İyi analiz etmezseniz
tarihi, (ilk hedefleri akdeniz olmasına rağmen, ordu neden ege'ye
gitmiştir araştırmazsanız mesela) stratejiyi anlayamazsınız. Oysa her
şey planlama üzerine kuruludur. Ne Paşa hata yapmıştır ne de ordu
yanlış anlamıştır. "Akdeniz" demesinin stratejik bir sebebi vardır.
Paşa asla düşmana olan nefretiyle kazanmamıştır savaşı. Ülkesine olan sevgisiyle kazanmıştır. Bunu anlamak önemlidir.

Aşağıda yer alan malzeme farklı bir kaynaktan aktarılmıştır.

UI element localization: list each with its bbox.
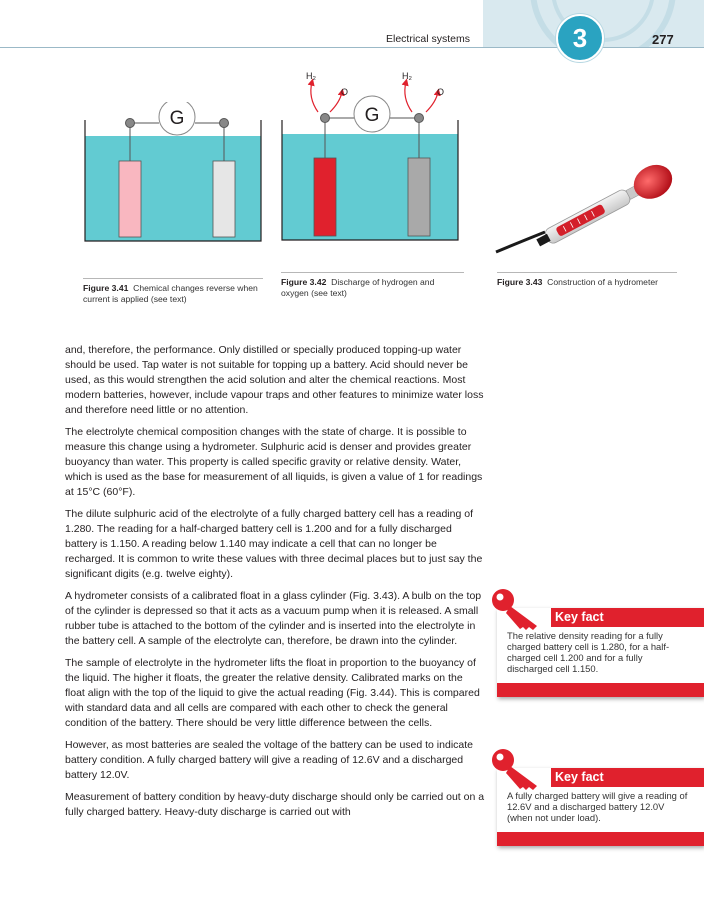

Ben her oluşuma bir "marka" gözüyle bakarım. Markalar
liderlerinin vizyonlarıyla doğru orantılıdır. Bir marka yaratmak, bir
ülke kurmaya benzer. Kararlılık, cesaret ve sağlam bir strateji
lazımdır hepimize.
Öbür türlüsü iyi niyetli sohbetlerdir.